Trinidad’da Yüksek Lezzetler
Denediğimiz iki farklı restoran oldu, bunlardan ilki “Restaurante San Jose“ popüler ve turistlerin oldukça gittiği bir mekan. (Tripadvisor’da bir numara aynı zamanda) Balık ve sarımsaklı tavuk sipariş ettik. Balık güzel ve iyi pişmişti. Tavuk ise çok sıradan geldi. Tabaklar 7-8 CUC civarı.

Başka bir akşam da şehrin güney kesimindeki “El Ranchon” ismindeki restorana gittik. Burda ıstakoz ızgaralı bir menü şipariş ettik. (1 tane paylaşın, porsiyonlar büyük) Aşağıdaki fotoğrafta göreceğiniz gibi yanında siyah fasulyeli pilav (arroz morro), salata, kızarmış muz, meyve, 1 içecek/kokteyl olan menünün fiyatı 15 CUC.

Trinidad’ın keyfi en güzel sokaklarını arşınlamakla çıkar. Sadece meydana yakın olanları değil, arnavut kaldırımların bittiği, şehrin güney kısmında asıl yerel insanların hayatlarına şahit olacağınız kısımları da mutlaka gezin. Plaza Carillo ve etrafını dolaşın, tütün fabrikasının dışarıdan izleyin (size yine puro satmak isteyecekler), okulların etrafında çocukların eğlencelerine şahit olun.

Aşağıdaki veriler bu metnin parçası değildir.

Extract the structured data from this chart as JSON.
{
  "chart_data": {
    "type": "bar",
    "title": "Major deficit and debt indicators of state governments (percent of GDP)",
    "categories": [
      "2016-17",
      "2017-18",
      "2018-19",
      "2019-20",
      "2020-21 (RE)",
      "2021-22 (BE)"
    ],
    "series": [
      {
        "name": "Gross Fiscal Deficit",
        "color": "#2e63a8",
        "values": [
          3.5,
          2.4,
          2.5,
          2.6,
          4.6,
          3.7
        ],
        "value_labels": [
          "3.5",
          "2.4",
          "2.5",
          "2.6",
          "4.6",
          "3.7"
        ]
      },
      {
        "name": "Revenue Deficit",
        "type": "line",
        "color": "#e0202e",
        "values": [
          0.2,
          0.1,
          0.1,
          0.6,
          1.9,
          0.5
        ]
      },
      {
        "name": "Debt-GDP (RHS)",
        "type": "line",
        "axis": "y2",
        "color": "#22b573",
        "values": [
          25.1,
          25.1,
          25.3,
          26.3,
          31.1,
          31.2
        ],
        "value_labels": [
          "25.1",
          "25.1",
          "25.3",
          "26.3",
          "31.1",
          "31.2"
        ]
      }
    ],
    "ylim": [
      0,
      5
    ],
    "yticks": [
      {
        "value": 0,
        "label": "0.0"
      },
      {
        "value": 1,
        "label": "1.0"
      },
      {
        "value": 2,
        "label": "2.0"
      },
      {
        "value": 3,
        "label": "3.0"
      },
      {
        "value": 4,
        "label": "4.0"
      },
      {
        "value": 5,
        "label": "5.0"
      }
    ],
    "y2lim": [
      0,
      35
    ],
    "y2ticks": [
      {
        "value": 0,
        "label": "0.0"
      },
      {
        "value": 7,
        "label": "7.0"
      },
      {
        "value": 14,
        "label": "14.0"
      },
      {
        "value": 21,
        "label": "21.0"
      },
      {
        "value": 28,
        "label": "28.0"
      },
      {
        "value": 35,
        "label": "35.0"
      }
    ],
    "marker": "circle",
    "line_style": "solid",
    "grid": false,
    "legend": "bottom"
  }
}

Aşağıdaki galeriden sokak aralarında, puro fabrikasında yakaladığımız kareleri görebilirsiniz.
Merhaba, Trinidad’da nerede kaldiginizi ve Casa’nin bilgilerini ogrenebilir miyim? Yazilariniz inanilmaz yardimci oluyor, tesekkur ederim.:)
Merhaba Ceren, internet yavaşlığından sana geç yazabiliyoruz. Trinidad’da yaşlı bir teyzenin casa olarak işlettiği bir evde kaldık. Otobüsten indiğimizde komisyoncu olarak çalışan birisi yardımcı olmuştu.